Por otra parte, puesto que todos son hijos del mismo Padre y pueden, consiguientemente, estar animados por el Espíritu de los hijos de Dios, el impulso de la fraternidad ya no viene jerárquicamente por mediación de un padre terrestre («abad» significa padre), como en el monacato. La función de la autoridad es totalmente diferente. El impulso propiamente dicho, lo veremos más adelante, viene de la inspiración del Señor, de la que todos pueden ser beneficiarios y a la cual la autoridad no tiene más que aplicar el discernimiento de espíritus. En la historia del monacato no se conocía apenas más que Santos Abades. Francisco habla resueltamente de los «santos hermanos de esta Orden» (2 Cel 156). Santos porque están animados por el Espíritu Santo.

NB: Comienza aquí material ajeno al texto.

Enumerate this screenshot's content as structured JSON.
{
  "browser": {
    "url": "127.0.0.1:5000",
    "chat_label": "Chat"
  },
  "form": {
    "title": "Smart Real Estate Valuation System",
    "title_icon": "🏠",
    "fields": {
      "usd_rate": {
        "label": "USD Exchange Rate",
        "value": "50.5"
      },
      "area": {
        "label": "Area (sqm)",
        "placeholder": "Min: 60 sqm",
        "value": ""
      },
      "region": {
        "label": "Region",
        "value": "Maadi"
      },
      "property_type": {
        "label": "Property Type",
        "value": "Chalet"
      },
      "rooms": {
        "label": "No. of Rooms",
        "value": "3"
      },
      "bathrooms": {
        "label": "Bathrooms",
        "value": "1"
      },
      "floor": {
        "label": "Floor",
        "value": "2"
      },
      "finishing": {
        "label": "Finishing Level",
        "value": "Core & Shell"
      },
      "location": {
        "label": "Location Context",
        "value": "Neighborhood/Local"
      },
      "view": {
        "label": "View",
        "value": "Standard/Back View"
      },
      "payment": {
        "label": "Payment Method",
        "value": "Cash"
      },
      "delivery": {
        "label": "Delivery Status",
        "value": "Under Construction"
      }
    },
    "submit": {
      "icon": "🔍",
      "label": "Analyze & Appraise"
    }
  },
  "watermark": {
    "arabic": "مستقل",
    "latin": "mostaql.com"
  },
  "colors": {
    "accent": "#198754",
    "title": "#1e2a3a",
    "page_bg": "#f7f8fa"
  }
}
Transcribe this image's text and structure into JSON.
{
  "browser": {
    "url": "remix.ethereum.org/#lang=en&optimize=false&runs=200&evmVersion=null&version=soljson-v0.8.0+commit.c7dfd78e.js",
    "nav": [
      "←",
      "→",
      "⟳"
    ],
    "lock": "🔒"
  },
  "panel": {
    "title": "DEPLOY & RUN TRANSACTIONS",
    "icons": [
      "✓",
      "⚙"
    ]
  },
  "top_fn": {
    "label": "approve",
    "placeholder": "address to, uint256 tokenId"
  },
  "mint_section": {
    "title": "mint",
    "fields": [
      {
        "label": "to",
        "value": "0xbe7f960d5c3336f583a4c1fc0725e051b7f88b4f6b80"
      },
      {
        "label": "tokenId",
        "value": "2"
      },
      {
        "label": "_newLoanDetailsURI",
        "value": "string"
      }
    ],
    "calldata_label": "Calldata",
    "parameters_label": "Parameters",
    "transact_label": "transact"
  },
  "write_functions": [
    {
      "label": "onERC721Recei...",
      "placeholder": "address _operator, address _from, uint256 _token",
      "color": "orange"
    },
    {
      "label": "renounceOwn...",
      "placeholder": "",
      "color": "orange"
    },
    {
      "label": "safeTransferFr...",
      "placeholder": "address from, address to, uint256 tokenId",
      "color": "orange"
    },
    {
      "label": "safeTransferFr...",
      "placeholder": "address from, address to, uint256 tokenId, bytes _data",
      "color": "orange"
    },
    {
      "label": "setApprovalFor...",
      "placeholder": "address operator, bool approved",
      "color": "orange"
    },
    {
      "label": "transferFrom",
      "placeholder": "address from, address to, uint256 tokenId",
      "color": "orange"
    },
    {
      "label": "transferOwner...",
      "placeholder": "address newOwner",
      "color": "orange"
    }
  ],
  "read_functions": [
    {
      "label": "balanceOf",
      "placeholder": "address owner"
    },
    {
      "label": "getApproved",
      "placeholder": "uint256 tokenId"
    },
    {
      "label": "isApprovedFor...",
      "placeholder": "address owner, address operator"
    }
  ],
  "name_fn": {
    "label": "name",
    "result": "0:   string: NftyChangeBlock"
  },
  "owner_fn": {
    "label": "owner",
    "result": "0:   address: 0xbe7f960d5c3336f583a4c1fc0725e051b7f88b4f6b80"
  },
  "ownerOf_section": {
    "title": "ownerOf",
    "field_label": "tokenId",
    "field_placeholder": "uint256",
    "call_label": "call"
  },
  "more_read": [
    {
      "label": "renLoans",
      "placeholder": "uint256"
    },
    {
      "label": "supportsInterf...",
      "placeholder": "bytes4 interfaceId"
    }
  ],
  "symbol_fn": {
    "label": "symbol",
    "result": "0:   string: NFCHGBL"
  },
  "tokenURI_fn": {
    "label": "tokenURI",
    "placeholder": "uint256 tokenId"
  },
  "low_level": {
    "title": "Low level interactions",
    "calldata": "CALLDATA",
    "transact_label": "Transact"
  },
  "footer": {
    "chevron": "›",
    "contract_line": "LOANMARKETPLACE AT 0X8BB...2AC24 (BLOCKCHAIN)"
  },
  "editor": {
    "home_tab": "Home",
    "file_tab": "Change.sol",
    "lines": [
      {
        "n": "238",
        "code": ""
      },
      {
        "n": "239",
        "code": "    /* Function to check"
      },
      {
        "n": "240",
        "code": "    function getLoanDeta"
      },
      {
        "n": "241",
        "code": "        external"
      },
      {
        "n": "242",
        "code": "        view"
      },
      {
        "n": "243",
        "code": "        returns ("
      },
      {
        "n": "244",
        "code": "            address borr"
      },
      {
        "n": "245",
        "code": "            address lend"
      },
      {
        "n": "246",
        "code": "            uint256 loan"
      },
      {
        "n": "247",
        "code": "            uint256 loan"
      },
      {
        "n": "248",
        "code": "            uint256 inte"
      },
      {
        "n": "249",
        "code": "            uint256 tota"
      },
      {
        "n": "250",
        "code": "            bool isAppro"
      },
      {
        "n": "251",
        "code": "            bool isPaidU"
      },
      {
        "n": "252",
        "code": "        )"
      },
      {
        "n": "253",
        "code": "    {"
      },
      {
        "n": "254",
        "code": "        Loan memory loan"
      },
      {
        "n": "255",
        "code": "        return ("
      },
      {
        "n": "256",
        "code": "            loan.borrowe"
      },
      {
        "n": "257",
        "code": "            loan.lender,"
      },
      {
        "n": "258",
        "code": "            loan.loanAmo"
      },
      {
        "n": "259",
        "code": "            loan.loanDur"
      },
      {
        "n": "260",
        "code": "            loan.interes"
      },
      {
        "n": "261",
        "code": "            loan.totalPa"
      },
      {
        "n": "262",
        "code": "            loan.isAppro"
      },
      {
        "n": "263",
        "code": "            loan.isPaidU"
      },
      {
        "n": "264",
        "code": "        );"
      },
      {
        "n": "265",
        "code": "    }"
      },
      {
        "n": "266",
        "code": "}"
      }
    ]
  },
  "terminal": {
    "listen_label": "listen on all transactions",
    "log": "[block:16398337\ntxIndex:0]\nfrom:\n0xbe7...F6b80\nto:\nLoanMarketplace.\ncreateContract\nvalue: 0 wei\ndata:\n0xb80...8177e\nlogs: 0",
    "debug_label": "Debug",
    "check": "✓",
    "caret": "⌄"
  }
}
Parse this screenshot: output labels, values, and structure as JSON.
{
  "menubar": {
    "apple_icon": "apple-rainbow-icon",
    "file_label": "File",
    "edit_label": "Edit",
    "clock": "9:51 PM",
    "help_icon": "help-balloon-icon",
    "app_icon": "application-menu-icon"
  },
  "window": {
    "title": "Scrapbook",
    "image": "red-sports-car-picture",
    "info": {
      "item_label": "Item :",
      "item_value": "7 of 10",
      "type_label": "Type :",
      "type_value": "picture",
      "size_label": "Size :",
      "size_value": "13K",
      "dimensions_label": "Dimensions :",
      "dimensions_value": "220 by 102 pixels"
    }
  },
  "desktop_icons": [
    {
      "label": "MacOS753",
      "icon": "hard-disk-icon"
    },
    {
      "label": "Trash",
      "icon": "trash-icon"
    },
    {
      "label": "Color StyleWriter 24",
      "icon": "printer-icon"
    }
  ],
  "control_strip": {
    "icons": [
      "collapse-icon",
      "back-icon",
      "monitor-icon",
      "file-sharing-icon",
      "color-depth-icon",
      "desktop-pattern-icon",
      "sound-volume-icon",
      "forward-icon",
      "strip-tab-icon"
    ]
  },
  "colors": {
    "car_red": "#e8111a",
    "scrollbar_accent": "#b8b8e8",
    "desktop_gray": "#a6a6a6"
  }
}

b) De otro lado, con el cuidado correlativo de ofrecer a cada uno todas sus oportunidades, independientemente de su categoría social, Francisco hace estallar, por ejemplo, la distinción, muy rígida, entre clérigos y laicos, para tomar en consideración las posibilidades reales de cada hermano. Así, la primera Regla deja entrever que la forma de oración -alabanza salmódica o simple recitación de un cierto número de «padrenuestros»- no dependía rígidamente del estado clerical o laical de los hermanos, sino de su cultura: «A los laicos que saben leer el salterio, les sea permitido tenerlo» (1 R 3,8). En este asunto, como en otros muchos, Francisco iba muy por delante de su tiempo. La Regla definitiva vuelve a una distinción estricta por estados: oficio salmódico sólo para los clérigos; oficio de los «padrenuestros» para todos los hermanos laicos, cualquiera que sea su cultura.

2. EL MODELO CULTURAL

Francisco y sus hermanos, pues, traducen la experiencia de la fraternidad evangélica a formas en las que es difícil no reconocer la influencia de la evolución social de su tiempo.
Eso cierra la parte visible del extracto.